Weaknesses include the findings being based on doctor-diagnosed HF, and although diagnoses were usually supported by evidence from hospital investigations, there is likely to be some outcome misclassification, including underreporting of incident HF. Because we did not have echocardiographic data, we were unable to differentiate incident HF with reduced ejection fraction from HF with preserved ejection fraction. Similarly, routine coronary angiography was not performed, in common with most cohort studies. These limitations mean that we can not be sure to what extent information gained from measuring hsTnT overlaps with information that have might been available had other diagnostic investigations been performed.
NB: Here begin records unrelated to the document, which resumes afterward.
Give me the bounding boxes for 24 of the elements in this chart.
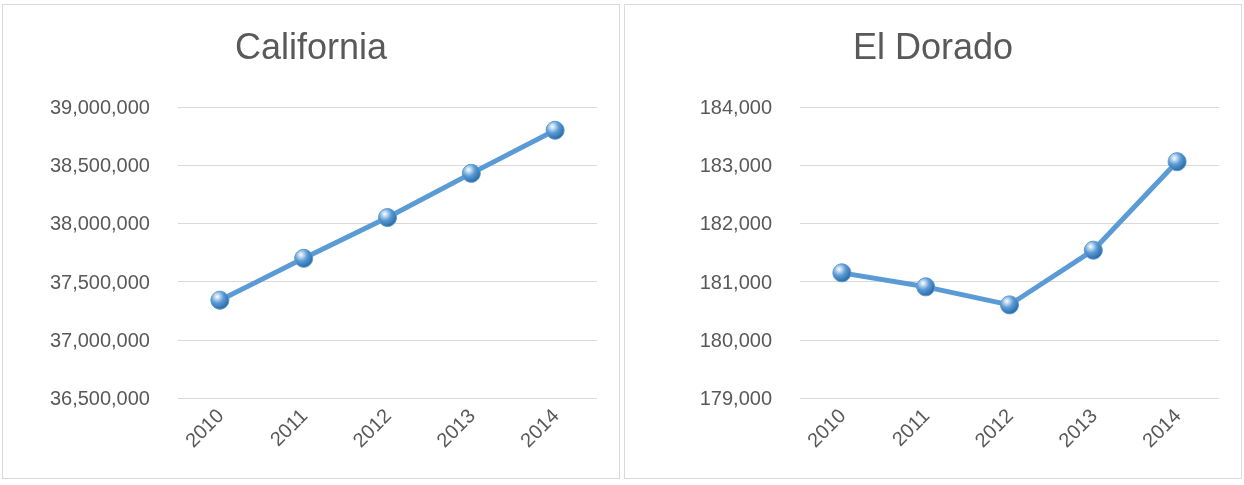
point <box>1000 295 1019 315</box>
y-tick-label: 38,500,000 <box>49 154 150 177</box>
point <box>1167 152 1187 172</box>
point <box>545 120 565 140</box>
point <box>461 163 481 183</box>
point <box>378 208 397 228</box>
y-tick-label: 181,000 <box>699 270 772 293</box>
point <box>294 248 314 268</box>
y-tick-label: 37,000,000 <box>49 328 150 351</box>
chart-title: El Dorado <box>852 25 1014 67</box>
point <box>1083 240 1103 260</box>
y-tick-label: 180,000 <box>699 328 772 351</box>
y-tick-label: 37,500,000 <box>49 270 150 293</box>
y-tick-label: 183,000 <box>699 154 772 177</box>
point <box>832 263 852 283</box>
y-tick-label: 179,000 <box>699 387 772 409</box>
point <box>210 290 230 310</box>
point <box>916 277 936 297</box>
y-tick-label: 38,000,000 <box>49 212 150 235</box>
y-tick-label: 39,000,000 <box>49 96 150 118</box>
chart-title: California <box>234 25 389 67</box>
y-tick-label: 36,500,000 <box>49 387 150 409</box>
y-tick-label: 184,000 <box>699 96 772 118</box>
y-tick-label: 182,000 <box>699 212 772 235</box>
However, a potential use of cardiac biomarkers is to select the most appropriate patients in which to carry out these investigations.31, 32 Finally, we studied older male survivors from a socioeconomically representative general cohort study, but participants were a predominantly white population of European origin, so that the results can not be generalized directly to women, younger individuals, or other ethnic groups. However, additional studies, such as ARIC (ages 45–64 y at baseline),9 also demonstrated an association of hsTnT with incident HF in both men and women in an ethnically diverse cohort, providing external validity.
Conclusions
Although NT-proBNP is the most powerful predictor of HF, even low-grade elevation of hsTnT is consistently associated with a higher risk of HF in older men, and HF rarely occurs when hsTnT is near the limit of detection. Interventions to prevent myocardial injury may mitigate risk of HF in later life.
Disclosures
P.W. has received grant support from Roche Diagnostics. N.S. reports consulting, speaking, and/or honoraria from Amgen, Roche Diagnostics, Sanofi/Regeneron, Astra Zeneca, Boehringer Ingelheim, Novo Nordisk, and Janssen. J.M. reports consulting fees from Cytokinetics/Amgen. All of the other authors report no potential conflict of interest.
Acknowledgments
The authors thank Elaine Butler (University of Glasgow) for technical support.
Footnotes
Funding: Supported by the BHF Programme grant (RG/08/013/25942), which funds the British Regional Heart Study. PW was supported by BHF fellowship FS/12/62/29889, which funded biomarker work. None of the funding bodies were involved in the study design or the collection, analysis, and interpretation of data for this paper or in the writing of the report.